Un transfert de roi pour Leverkusen
«Xhaka rend tous les joueurs autour de lui meilleurs grâce à son énergie et à son instinct incroyables», estime Richard Jürgen, supporter du club depuis 42 ans. Notre figurine en carton devant la BayArena déclenche un enthousiasme lumineux chez le supporter d'Offenbach, malgré le temps maussade. «Granit Xhaka est l'un des meilleurs transferts que l'on ait fait.»
Les experts de la Bundesliga vont encore plus loin. «Xhaka est un transfert de roi pour Leverkusen», déclare le journaliste de Bild Phillip Ahrens. Alors que son collègue de Sportbild, Axel Hesse, en rajoute une couche. «Granit Xhaka est le meilleur transfert de toute la Bundesliga. Son influence sur l'équipe est plus grande que celle de Harry Kane au Bayern.»
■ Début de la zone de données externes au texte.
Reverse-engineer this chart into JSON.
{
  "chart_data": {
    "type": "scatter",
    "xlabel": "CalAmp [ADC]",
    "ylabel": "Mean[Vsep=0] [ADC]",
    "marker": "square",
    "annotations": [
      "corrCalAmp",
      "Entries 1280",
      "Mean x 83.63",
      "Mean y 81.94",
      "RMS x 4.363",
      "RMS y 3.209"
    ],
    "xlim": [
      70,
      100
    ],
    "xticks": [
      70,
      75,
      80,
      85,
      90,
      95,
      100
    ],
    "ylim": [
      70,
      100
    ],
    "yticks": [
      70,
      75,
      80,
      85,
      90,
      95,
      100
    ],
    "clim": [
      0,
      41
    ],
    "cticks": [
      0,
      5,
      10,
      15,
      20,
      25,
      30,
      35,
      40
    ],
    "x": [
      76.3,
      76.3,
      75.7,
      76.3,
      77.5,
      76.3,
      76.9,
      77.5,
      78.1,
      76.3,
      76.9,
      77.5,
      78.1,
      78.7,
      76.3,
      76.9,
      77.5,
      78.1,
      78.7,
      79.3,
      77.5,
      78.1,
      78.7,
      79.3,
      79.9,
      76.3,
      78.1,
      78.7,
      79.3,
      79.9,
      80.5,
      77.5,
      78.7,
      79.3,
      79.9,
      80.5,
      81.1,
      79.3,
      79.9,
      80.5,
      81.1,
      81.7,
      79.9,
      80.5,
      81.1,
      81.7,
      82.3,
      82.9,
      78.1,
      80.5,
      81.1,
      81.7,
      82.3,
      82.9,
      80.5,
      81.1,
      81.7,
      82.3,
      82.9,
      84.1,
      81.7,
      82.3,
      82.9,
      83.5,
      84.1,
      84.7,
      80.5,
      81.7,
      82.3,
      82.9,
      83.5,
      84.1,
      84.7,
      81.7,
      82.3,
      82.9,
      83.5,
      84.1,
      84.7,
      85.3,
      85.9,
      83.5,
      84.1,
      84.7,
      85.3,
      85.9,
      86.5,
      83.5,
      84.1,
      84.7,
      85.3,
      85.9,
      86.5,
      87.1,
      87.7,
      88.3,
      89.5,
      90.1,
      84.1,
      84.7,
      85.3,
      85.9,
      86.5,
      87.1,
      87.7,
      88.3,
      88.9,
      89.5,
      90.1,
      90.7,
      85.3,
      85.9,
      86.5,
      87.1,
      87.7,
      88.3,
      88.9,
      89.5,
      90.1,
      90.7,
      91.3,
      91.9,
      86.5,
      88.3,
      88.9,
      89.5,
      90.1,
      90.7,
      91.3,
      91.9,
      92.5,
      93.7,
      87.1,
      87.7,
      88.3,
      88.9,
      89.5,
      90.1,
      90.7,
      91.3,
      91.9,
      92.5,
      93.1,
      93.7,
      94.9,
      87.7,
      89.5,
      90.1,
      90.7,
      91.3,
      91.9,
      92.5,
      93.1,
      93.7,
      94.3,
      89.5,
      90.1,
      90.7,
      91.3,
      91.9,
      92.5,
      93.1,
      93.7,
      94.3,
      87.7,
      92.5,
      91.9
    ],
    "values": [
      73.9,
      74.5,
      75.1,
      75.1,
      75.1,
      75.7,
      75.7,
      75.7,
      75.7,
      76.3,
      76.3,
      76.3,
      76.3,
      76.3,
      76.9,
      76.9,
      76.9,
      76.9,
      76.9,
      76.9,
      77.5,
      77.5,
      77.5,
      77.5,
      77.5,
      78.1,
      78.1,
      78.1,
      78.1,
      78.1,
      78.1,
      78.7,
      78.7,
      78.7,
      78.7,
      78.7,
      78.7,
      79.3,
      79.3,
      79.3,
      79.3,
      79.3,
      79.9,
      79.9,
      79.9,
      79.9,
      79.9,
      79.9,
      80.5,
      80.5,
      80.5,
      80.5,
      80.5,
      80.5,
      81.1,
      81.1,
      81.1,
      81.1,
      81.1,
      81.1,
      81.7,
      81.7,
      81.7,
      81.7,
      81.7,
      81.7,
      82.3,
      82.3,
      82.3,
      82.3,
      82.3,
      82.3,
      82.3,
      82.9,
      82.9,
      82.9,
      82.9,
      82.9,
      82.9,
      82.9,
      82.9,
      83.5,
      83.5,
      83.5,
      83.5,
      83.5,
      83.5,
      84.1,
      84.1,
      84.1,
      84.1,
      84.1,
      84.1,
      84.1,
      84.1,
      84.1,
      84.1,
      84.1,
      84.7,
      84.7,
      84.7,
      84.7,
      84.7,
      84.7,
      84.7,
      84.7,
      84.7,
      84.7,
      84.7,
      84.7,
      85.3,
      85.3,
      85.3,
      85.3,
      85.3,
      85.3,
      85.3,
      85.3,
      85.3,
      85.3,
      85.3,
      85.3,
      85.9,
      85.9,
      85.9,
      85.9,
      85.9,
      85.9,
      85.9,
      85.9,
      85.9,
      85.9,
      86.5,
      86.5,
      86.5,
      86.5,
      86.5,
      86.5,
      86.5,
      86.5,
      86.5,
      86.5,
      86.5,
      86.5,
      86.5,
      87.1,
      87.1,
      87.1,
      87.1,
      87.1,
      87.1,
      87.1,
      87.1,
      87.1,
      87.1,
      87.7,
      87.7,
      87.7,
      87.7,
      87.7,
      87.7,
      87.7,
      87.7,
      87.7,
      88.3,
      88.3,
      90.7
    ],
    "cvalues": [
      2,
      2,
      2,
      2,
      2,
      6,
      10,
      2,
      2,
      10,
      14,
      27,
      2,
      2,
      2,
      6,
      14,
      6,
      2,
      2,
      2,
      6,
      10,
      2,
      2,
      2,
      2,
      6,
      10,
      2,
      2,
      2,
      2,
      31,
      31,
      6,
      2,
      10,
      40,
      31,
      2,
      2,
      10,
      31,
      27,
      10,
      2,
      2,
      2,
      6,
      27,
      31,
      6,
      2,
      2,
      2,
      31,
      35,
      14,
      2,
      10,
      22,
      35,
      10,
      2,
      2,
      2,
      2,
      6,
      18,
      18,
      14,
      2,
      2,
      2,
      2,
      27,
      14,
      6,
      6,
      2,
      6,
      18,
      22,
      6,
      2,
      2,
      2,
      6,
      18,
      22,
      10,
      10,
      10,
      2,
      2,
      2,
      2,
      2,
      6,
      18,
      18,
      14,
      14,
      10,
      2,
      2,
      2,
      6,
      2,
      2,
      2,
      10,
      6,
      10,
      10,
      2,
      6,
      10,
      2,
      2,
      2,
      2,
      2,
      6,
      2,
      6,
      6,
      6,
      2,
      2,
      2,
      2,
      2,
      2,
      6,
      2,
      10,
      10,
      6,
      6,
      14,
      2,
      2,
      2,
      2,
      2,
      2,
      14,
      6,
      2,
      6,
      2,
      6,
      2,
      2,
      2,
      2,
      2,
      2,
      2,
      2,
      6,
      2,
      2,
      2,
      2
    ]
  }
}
Les cartes d'autographes et les maillots de Xhaka sont par conséquent très demandés – derrière le pied magique de l'allemand Florian Wirtz, il est le numéro 2 sur la liste des best-sellers. «Xhaka est pour nous un coup de chance absolu», déclare Christian Hausmann, une des légendes du Bayer04, vainqueur de la Coupe de l'UEFA en 1988 – le seul titre du club – et de la Coupe d'Allemagne en 1993. Plus de 30 ans plus tard, ces deux titres sont à nouveau à portée de main pour Leverkusen. Le championnat allemand l'est aussi. Une chance unique de se défaire enfin de cette image de club perdant. Dans cette quête, le match à 18:30 contre le Bayern Munich, deuxième à deux petits points, s'annonce déjà décisif.